とはいえ、太陽光発電の使われている太陽光モジュール(太陽光パネル)は、メーカーによっては20年25年といった出力保証(期間中定格出力の80%以上を保証)がされていますので、一定期間毎の定期点検と出力確認は必要です。
モジュールの一部に発電ムラがあったり傷がついたりして、メーカーが保証している本来の発電能力を発揮できない可能性もありますから、そうなると売電価格が少なくなるので経済的な損失が起きているかもしれません。
それを考えると、メーカーや販売店に点検はしてもらうようにしましょう。
ほとんどの家庭用太陽光発電設備は、異常や故障などのトラブルがなければ、メーカーや販売店は定期点検もメンテナンスも行わないようです。
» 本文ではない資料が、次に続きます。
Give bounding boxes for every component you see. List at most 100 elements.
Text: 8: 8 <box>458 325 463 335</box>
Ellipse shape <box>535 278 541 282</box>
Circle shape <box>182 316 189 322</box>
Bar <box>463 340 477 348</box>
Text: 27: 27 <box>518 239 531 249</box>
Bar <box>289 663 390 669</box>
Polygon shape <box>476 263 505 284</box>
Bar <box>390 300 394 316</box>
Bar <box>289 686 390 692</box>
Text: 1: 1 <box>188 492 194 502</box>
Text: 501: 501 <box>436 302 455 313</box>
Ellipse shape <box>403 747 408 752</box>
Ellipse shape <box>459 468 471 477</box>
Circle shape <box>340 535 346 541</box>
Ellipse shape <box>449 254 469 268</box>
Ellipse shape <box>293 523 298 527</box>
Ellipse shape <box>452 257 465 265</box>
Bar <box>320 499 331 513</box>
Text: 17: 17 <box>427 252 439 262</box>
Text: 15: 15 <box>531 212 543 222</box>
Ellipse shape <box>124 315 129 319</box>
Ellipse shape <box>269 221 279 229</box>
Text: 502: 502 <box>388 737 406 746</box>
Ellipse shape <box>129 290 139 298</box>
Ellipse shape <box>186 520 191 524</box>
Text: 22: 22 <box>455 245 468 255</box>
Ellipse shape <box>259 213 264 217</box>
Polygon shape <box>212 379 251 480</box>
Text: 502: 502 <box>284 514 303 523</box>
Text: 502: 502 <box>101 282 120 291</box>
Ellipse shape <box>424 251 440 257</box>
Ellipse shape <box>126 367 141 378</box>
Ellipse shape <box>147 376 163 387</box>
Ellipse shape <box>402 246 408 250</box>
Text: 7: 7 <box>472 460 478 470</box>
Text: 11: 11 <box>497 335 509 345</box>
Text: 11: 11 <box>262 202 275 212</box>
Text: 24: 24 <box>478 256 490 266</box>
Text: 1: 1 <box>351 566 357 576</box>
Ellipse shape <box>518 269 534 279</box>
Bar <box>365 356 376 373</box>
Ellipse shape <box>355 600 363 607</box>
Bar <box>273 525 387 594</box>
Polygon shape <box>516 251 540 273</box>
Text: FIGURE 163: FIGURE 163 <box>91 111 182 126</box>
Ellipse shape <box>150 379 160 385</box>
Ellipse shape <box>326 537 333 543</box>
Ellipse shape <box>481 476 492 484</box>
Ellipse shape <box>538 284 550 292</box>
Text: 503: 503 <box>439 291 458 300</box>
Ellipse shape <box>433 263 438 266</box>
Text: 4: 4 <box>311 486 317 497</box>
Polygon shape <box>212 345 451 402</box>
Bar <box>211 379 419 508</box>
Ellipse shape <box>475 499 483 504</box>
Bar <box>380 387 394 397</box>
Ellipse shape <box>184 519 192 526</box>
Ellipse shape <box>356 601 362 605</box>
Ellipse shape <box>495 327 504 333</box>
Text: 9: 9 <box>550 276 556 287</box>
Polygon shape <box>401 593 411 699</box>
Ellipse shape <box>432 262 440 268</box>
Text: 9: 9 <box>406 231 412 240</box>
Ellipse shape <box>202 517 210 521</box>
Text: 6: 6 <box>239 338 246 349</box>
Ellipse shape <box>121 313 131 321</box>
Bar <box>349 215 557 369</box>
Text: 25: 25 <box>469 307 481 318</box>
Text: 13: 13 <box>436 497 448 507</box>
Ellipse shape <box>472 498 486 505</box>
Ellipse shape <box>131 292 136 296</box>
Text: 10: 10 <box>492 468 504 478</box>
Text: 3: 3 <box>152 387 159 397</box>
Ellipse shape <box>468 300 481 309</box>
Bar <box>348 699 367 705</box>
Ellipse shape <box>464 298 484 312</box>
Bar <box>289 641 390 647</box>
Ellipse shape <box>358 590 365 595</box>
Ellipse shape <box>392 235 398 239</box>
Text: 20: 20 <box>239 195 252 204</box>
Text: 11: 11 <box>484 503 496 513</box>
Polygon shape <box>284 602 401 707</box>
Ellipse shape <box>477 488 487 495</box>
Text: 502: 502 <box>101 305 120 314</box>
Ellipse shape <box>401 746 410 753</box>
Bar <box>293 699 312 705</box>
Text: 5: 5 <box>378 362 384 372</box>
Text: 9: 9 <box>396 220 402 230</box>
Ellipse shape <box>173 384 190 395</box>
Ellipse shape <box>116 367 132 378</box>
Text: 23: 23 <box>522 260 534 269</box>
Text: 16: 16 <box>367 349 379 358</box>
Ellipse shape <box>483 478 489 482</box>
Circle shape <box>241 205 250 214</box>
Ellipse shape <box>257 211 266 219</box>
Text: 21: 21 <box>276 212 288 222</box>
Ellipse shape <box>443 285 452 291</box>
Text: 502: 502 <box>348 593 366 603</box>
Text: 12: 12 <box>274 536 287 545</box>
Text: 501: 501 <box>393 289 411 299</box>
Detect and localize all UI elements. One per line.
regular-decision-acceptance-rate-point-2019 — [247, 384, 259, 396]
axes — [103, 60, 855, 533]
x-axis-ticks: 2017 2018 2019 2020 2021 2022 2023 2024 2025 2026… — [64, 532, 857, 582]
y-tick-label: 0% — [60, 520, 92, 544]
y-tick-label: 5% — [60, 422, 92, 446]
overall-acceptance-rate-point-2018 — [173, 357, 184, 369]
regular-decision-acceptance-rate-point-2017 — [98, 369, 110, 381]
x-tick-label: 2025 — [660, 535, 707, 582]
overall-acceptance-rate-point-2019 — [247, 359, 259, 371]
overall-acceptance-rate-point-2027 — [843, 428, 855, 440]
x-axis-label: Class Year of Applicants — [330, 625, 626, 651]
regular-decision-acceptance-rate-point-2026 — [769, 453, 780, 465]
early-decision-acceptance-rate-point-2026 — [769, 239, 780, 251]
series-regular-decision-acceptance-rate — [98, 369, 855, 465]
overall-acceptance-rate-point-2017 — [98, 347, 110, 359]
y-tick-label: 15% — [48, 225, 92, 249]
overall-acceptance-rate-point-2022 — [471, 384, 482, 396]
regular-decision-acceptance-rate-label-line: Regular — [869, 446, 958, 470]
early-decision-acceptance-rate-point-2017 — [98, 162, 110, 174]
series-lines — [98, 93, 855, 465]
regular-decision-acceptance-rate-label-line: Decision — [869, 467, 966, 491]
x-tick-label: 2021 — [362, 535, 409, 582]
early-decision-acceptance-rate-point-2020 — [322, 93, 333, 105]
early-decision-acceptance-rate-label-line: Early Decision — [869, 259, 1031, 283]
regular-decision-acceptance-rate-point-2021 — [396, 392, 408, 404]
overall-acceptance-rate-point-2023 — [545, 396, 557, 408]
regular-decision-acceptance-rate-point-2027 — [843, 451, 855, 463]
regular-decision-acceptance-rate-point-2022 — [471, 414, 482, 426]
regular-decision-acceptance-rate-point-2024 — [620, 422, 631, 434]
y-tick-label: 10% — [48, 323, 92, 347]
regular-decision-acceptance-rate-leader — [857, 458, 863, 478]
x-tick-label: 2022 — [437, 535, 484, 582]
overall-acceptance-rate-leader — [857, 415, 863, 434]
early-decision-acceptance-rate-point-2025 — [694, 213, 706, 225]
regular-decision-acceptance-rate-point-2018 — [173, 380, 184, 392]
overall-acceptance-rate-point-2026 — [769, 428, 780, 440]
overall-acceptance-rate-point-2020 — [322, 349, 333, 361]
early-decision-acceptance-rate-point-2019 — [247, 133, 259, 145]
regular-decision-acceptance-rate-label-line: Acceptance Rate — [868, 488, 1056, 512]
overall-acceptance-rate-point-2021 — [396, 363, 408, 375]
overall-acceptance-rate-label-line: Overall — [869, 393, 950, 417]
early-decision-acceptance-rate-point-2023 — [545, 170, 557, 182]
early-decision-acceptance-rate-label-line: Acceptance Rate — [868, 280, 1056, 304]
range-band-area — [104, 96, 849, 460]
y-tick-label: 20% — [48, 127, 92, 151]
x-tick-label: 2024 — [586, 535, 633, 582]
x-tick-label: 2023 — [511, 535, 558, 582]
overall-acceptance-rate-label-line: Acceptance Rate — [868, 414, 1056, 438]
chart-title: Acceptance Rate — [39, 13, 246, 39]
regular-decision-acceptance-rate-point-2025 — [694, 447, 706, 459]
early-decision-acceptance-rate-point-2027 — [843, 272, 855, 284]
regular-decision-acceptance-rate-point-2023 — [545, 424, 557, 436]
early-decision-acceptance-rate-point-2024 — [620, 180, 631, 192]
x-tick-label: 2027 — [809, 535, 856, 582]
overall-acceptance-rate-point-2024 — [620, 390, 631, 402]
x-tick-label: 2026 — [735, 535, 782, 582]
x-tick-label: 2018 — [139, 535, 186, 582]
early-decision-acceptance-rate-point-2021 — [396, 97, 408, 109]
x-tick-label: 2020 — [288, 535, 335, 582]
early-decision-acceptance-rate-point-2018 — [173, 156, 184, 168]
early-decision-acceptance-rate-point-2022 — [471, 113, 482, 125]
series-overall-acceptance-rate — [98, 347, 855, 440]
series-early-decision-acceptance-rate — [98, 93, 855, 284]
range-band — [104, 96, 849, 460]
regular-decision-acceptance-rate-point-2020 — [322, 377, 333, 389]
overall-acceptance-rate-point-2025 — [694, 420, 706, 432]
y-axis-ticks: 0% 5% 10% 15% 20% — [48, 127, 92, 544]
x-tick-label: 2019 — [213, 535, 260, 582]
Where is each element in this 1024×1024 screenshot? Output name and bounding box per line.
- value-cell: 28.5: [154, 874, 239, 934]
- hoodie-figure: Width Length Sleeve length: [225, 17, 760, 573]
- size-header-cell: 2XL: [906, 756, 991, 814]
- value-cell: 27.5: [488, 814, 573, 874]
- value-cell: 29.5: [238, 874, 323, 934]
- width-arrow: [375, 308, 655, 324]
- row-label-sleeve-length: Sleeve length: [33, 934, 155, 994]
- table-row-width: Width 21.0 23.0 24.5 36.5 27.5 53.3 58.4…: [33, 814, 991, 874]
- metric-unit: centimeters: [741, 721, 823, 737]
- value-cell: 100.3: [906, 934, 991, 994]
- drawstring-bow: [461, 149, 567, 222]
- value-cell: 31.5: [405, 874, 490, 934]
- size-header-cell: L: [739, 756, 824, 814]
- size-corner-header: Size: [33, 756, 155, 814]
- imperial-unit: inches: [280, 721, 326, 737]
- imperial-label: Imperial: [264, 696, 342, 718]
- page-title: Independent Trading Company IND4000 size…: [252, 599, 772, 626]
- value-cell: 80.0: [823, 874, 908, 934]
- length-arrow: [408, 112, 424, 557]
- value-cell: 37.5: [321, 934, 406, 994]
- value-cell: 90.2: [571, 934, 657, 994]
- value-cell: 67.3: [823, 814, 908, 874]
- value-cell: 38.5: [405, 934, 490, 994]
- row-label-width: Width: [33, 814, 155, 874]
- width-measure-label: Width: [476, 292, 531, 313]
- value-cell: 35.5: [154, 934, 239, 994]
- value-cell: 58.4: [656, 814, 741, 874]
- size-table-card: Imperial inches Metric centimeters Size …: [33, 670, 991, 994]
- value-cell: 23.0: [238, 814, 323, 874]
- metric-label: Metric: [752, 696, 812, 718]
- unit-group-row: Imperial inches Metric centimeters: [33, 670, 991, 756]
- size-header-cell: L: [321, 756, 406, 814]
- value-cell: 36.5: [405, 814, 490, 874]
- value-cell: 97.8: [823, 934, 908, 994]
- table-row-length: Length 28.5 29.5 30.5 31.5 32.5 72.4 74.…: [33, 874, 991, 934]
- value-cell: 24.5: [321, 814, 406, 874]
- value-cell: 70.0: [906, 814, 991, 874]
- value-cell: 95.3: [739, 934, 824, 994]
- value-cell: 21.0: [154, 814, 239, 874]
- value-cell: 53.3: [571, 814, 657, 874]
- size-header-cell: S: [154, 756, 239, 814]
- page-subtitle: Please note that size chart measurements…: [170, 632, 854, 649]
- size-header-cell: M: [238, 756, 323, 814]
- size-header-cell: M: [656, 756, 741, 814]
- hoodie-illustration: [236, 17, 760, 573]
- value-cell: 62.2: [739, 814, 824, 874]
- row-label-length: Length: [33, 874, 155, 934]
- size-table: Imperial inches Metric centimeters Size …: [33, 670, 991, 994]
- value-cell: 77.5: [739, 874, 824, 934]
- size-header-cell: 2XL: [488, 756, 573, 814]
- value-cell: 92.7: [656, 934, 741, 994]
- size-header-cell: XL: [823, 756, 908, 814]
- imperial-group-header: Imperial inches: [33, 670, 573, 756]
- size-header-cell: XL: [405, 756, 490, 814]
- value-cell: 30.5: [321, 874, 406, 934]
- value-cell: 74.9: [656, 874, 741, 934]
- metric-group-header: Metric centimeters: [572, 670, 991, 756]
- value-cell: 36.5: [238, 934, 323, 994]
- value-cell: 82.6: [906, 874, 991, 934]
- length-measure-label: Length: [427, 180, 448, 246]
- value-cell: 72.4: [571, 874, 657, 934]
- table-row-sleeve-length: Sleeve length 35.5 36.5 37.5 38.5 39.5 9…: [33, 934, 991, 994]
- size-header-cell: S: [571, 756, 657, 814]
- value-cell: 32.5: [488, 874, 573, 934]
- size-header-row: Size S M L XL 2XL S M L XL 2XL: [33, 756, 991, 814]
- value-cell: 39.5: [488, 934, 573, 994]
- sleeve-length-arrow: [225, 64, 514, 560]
太陽光発電の家庭向け発電量が10kw未満の場合、固定価格買取り保証期間が10年となっているので、太陽光発電設備の設置していない方は、10年経つと発電能力が大きく落ち込んで、製品の品質にも問題が出たりするのでは?などと懸念している方もいるようですが、経年劣化するのは変圧器や接続部品などで、本体の太陽光モジュールは何かものが当たって損傷したり、地震や台風で接続部がズレたり壊れたり、パッキンの不良等で水が侵入してショートするなどのトラブルがなければ、20年でも30年でも発電し続けます。
そんな中、点検していれば防げたのでは?と思われるような不具合から、太陽光発電設備から出火して鍛冶屋ボヤになる事例が10年間で127件もあった事が消費者庁から発表されました。
災害事例が少しでもあれば、消費者保護のためにはもっと早く公表しても良いと思いますが、今回の発表で判ったのが、太陽光発電設備に関する出火原因の中で、延焼するなどの火災に発展したのが、屋根一体型で断熱・防火対策がされていないタイプだったことが分かりました。
現在導入されている方で、屋根一体型の太陽光モジュールを採用している家庭は、防火対策がされているかメーカーや施工会社に早めに確認した方が良いでしょう。
メディアで取り上げられたので問い合わせが増えますから、早く連絡しないと順番に対応するのでのんびりしていると点検に来るまでかなり遅くなることも想定できますから。